Des bureaux surdimensionnés pour des équipes réduites

Alors que les investisseurs s’interrogent sur la capacité des centaines de startups d’IA à générer des revenus concrets, certaines entreprises du secteur adoptent une stratégie surprenante : louer des bureaux prestigieux et vastes à Manhattan, malgré des équipes réduites et une activité principalement dématérialisée.

Selon Benjamin Bass, vice-président de la branche new-yorkaise du cabinet JLL, ces startups signent des baux pour des surfaces bien supérieures à leurs besoins réels. Une tendance d’autant plus paradoxale que leurs activités, basées sur des logiciels, pourraient être exercées à distance.

L’exemple d’Adonis, une startup santé en quête de légitimité

La startup Adonis, spécialisée dans l’IA appliquée à la santé, a signé un bail pour un bureau de 2 300 m² au 3 World Trade Center, l’un des gratte-ciels les plus hauts de l’ensemble immobilier. À raison de 23 m² par employé, cet espace pourrait accueillir jusqu’à 100 personnes. Pourtant, Adonis ne comptait que 25 employés au moment de la signature, un effectif qui n’a depuis augmenté que pour atteindre 50 à 60 personnes en présentiel.

Akash Magoon, cofondateur et PDG d’Adonis, a expliqué au Wall Street Journal : « Nous offrions littéralement une chaussure de taille 42 à une entreprise qui en portait du 36. Nous pensions que cela les motiverait. »

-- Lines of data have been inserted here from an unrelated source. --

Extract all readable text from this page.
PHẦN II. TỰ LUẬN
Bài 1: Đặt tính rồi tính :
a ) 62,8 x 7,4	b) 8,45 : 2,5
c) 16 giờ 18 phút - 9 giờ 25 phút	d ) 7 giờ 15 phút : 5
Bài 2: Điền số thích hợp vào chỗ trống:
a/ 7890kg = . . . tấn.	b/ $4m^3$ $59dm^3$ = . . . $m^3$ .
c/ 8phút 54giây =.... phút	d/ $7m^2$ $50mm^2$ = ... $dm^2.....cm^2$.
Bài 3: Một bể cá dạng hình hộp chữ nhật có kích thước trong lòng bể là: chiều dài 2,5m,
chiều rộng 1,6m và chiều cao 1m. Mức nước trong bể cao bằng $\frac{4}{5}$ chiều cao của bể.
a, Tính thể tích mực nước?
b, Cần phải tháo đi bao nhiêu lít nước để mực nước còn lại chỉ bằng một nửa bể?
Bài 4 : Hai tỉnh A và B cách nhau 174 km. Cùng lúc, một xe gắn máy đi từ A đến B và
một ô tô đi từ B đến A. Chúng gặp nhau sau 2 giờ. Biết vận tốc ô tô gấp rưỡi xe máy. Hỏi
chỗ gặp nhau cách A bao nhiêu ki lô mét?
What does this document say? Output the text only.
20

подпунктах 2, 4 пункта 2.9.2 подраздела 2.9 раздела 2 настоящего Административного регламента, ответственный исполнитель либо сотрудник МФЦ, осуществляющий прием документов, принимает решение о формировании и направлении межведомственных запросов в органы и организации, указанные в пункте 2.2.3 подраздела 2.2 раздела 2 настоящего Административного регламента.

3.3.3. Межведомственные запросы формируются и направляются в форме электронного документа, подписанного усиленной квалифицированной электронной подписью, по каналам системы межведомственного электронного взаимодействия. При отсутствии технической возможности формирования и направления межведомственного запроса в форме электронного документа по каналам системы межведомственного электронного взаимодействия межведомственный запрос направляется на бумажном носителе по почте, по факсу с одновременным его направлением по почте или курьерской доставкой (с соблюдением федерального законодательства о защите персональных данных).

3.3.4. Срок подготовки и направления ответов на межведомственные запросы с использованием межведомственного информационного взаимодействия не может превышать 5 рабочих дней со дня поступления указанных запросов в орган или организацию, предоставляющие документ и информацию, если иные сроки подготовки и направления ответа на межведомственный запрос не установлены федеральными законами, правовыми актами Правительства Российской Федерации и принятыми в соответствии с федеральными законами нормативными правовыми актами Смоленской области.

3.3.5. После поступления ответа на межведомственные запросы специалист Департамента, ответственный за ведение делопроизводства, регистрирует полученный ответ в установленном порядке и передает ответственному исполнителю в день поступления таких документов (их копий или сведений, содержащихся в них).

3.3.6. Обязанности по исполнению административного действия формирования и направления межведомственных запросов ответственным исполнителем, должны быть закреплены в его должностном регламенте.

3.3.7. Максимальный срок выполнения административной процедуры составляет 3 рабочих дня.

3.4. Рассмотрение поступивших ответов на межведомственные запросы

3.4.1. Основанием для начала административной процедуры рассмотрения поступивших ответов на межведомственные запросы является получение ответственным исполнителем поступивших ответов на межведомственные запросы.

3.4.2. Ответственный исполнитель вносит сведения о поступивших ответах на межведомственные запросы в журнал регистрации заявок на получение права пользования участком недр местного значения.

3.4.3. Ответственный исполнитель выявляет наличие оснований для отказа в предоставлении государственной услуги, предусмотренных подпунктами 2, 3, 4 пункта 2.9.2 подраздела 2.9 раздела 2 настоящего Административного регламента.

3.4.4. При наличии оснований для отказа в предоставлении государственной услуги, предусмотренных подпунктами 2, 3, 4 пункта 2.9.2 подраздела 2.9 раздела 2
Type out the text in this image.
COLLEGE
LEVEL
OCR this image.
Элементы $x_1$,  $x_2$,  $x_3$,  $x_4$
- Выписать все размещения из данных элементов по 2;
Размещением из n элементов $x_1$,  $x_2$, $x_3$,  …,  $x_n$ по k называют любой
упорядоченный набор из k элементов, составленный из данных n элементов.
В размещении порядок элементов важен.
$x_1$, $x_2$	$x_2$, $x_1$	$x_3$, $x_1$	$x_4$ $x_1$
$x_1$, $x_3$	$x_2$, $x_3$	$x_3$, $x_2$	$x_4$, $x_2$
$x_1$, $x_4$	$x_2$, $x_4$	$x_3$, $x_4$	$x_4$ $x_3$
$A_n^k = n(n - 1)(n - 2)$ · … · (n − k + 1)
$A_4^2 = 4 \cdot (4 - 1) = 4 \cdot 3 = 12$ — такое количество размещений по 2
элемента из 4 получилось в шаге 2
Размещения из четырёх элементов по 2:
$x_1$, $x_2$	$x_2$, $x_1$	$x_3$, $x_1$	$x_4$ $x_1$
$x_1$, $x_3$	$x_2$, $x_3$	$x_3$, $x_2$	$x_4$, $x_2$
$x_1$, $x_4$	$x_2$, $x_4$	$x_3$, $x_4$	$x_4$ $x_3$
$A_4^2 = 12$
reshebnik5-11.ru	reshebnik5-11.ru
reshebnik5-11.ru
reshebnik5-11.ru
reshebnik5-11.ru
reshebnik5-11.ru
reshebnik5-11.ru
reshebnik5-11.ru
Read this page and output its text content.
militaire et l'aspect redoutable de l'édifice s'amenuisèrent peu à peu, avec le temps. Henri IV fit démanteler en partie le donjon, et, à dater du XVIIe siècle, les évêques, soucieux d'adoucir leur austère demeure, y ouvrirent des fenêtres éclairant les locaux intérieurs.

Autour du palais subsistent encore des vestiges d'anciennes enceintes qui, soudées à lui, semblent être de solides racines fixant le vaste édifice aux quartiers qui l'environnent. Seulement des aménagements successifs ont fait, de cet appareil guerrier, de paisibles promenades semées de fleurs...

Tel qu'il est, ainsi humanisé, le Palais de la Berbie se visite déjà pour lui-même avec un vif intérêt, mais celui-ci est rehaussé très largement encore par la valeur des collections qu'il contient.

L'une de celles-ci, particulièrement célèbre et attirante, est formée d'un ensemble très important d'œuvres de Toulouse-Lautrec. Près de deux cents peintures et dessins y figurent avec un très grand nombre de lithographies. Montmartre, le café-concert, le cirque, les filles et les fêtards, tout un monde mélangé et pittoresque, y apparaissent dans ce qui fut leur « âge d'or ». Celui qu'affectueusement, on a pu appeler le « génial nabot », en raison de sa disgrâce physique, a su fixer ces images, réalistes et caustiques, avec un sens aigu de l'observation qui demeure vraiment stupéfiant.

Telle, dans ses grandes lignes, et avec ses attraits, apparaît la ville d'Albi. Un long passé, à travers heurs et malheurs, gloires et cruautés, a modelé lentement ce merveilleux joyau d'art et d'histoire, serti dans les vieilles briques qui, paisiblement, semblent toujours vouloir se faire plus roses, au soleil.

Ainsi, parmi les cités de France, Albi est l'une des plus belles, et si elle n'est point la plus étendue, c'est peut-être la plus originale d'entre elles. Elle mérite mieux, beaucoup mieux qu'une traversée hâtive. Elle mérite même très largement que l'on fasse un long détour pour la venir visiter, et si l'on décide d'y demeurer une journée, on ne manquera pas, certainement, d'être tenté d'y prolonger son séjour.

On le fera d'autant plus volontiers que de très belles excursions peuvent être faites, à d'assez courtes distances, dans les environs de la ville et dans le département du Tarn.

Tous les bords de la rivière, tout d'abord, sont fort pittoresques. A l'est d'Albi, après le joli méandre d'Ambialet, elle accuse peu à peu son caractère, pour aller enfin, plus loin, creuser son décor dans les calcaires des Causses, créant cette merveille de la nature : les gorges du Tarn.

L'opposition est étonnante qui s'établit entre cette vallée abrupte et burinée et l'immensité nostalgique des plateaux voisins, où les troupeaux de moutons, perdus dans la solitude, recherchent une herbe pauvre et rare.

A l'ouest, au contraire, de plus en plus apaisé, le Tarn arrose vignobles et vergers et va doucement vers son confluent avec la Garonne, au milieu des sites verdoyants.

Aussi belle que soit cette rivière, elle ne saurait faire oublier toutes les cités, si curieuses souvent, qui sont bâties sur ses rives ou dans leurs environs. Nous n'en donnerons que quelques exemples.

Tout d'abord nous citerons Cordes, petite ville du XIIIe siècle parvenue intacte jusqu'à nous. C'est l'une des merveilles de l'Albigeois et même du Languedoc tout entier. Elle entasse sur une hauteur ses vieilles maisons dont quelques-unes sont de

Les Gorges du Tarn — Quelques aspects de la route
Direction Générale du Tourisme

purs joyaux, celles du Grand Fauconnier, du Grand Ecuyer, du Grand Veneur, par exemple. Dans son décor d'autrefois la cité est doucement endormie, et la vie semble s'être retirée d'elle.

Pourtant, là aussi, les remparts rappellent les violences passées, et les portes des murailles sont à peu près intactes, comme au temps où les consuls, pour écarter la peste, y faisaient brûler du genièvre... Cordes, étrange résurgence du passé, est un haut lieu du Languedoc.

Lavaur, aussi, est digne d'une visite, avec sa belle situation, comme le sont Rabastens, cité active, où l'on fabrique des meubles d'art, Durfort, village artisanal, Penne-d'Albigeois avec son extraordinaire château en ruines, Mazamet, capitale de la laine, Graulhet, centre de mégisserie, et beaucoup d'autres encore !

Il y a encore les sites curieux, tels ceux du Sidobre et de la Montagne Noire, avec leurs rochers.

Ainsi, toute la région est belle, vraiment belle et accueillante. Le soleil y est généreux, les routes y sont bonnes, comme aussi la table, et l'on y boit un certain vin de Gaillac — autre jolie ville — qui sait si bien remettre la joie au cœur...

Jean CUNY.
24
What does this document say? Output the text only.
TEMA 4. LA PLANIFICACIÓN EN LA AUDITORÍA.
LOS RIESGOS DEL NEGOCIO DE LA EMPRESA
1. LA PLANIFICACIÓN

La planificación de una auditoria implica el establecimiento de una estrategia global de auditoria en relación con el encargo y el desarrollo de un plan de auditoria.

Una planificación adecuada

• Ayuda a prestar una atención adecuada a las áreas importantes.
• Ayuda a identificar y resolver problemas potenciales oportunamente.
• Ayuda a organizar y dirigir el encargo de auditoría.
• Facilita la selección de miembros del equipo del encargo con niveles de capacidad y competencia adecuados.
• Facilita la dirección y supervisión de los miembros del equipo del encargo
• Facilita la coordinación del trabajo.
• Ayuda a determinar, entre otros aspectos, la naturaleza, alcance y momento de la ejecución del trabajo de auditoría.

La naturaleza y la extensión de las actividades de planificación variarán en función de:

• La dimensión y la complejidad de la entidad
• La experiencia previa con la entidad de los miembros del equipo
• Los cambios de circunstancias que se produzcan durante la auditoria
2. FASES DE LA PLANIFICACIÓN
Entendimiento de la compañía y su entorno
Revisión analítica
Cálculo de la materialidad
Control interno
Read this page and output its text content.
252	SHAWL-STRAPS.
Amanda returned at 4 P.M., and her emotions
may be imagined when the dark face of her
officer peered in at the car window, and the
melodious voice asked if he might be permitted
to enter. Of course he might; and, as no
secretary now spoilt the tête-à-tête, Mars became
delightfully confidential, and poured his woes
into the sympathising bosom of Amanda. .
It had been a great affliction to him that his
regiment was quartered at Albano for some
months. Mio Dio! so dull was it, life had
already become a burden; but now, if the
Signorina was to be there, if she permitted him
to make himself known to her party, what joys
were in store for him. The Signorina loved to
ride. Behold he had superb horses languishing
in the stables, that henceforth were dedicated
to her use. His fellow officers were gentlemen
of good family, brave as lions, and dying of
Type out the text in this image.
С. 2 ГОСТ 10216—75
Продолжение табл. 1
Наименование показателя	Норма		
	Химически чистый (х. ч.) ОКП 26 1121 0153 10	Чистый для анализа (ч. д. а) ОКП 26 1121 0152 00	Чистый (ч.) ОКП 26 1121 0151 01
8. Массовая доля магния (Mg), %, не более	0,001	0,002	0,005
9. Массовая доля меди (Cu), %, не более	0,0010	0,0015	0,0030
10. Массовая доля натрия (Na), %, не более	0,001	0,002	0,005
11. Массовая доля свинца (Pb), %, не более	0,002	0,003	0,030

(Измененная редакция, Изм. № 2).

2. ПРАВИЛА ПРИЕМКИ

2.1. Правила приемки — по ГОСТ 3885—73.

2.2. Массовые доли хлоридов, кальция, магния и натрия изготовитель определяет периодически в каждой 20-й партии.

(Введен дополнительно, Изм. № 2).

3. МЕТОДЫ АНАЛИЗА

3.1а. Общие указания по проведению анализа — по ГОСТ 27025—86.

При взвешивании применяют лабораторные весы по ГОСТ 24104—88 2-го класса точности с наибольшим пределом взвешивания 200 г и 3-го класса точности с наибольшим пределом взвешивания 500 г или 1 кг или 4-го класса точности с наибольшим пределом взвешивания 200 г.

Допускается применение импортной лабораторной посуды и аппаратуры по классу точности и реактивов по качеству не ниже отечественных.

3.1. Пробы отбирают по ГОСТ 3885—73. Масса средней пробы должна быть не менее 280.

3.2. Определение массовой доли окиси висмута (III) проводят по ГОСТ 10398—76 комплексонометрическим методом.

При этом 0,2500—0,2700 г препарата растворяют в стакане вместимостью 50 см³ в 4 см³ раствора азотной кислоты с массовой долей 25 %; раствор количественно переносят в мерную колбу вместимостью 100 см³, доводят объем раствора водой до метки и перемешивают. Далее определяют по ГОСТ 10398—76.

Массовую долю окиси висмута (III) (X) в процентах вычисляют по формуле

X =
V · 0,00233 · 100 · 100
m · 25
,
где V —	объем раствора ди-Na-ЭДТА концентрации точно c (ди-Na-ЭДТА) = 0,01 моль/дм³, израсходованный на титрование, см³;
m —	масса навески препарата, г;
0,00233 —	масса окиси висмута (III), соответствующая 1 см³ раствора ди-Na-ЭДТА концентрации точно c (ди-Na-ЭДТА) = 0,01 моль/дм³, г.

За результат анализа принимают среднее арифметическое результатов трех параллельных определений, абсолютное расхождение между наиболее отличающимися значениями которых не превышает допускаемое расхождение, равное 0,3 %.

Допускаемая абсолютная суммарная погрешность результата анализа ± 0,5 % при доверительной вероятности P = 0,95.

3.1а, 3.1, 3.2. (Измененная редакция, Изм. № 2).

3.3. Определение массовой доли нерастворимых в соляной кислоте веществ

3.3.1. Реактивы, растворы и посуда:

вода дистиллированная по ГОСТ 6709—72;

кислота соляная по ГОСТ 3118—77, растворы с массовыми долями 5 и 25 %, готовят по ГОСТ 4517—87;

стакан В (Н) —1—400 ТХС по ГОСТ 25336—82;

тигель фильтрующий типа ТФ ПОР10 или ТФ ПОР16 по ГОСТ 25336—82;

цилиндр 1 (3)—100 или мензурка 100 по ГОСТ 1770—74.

Des bureaux comme preuve de crédibilité

Pour certaines startups, un espace physique est perçu comme un passage obligé pour gagner en légitimité. Caitilin Leksana, PDG de Fazeshift, une autre startup d’IA, a révélé qu’un client avait exigé une présence physique dans le cadre de sa diligence raisonnable. Malgré une équipe d’une douzaine de personnes, Fazeshift a récemment ouvert un deuxième bureau à Manhattan.

Une stratégie financée par les fonds d’investissement

Cette frénésie immobilière s’explique par l’abondance des liquidités injectées par les investisseurs en capital-risque. La majorité des startups d’IA, encore non rentables, bénéficient de financements généreux. Tant que l’argent coule à flots, ces entreprises dépensent sans compter pour des bureaux somptueux, espérant ainsi justifier leur valorisation et rassurer leurs partenaires.

« Les startups d’IA dépensent des sommes colossales en bureaux prestigieux, non pas par nécessité opérationnelle, mais pour donner l’illusion d’une stabilité et d’une croissance future. »

— Expert en immobilier commercial, cité par le Wall Street Journal

Un modèle durable ?

Si cette tendance reflète une course à la crédibilité et à l’attractivité, elle soulève des questions sur la viabilité à long terme de ces entreprises. Avec des coûts fixes élevés et des revenus encore incertains, le modèle économique de nombreuses startups d’IA reste fragile. Les investisseurs pourraient bientôt exiger des preuves tangibles de rentabilité, mettant fin à cette frénésie immobilière.